Sino-Japanese relations are unlikely to improve anytime soon if Japanese Prime Minister Shinzo Abe's speech to his country's parliament on Tuesday is any indication, a Chinese expert said.
In a speech opening the Japanese parliament's extra session, Abe pledged to push forward with his plans to bolster Japan's defense in the face of what he called an "increasingly insecure environment".
Abe said he will establish a security council within his office that will be a diplomatic and defense command center, a move lawmakers are expected to approve during the 53-day session.

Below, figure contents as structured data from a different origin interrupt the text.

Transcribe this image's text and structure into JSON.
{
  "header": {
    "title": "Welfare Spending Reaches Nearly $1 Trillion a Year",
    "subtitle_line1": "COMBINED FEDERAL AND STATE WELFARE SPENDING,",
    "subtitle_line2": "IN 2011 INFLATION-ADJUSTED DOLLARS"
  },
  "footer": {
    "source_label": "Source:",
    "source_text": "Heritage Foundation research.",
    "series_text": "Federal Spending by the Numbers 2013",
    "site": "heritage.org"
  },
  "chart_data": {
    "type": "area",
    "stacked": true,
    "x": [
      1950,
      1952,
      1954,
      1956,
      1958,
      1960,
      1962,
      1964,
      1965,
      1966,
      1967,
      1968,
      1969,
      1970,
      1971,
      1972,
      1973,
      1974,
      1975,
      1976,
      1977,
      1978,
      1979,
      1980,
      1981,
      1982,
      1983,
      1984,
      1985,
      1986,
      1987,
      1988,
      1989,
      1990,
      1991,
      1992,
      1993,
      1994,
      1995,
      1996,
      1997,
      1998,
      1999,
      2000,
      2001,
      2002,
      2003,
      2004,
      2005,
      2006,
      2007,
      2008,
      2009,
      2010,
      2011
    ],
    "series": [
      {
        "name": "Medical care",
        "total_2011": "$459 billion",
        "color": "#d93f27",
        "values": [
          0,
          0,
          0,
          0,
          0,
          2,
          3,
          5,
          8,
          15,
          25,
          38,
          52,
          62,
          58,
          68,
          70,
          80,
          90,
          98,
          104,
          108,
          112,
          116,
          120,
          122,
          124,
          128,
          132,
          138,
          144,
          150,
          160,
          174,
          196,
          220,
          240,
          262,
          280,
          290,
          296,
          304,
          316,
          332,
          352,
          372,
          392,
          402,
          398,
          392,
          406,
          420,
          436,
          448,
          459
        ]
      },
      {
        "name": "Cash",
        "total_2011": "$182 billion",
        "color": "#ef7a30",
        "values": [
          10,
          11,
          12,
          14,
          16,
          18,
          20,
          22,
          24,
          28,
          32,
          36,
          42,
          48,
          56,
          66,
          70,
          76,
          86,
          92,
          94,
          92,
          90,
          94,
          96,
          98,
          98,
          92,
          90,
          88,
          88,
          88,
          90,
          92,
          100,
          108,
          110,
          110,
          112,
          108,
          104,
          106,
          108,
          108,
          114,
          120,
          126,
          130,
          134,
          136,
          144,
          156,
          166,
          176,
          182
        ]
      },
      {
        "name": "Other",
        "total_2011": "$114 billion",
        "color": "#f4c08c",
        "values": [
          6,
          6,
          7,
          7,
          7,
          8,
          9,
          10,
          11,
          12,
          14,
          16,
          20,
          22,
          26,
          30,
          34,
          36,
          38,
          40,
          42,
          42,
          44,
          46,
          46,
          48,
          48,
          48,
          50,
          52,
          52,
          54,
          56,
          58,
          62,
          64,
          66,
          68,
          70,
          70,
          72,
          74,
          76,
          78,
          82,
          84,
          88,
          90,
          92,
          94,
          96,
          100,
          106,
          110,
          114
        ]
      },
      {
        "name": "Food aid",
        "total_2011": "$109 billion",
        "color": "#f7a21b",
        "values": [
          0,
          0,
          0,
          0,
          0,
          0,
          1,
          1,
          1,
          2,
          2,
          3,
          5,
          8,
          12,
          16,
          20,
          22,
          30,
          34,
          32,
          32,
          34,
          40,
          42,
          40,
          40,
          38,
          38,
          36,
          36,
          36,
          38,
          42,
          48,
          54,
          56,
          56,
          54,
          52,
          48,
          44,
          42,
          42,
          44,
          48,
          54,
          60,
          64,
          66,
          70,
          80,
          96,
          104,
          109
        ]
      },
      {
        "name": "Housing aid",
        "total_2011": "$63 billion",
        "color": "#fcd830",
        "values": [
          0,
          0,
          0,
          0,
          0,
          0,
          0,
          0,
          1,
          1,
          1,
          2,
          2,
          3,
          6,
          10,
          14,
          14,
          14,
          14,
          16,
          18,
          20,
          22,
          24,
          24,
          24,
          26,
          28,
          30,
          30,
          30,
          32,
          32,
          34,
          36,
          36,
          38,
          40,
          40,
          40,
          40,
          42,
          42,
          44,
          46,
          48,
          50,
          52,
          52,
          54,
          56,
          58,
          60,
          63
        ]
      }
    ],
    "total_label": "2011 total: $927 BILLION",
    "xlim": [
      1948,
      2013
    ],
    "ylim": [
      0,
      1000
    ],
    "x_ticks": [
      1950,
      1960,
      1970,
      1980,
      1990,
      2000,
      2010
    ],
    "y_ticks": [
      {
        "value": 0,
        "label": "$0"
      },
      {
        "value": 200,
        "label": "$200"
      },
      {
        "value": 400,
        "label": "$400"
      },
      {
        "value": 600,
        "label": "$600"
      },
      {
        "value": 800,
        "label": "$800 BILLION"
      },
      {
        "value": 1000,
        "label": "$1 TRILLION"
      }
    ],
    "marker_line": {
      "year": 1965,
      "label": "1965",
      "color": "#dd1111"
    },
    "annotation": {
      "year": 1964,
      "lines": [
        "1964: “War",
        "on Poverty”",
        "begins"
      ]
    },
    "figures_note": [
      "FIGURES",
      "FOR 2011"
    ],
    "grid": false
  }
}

Abe said Japanese coast guard officers and Self-Defense Forces deployed around the Diaoyu Islands are "facing 'reality' in this instant of time and we must not look away from this 'reality', which shows the security environment is growing increasingly severe," Kyodo News reported.
Hu Jiping, director of the Institute of Japanese Studies at the China Institutes of Contemporary International Relations, said the Abe administration is using China as an excuse to justify its military buildup.
"Abe's aggressive stance on security issues will do no good to ties with China," Hu said. "I don't see that Abe has a desire to mend Japan's relationship with China."
Abe also seeks to allow Japanese defense troops to fight when its allies are attacked, which would require reinterpreting the war-renouncing Article 9 of the country's pacifist Constitution. The move is a reversal of the stance of previous administrations.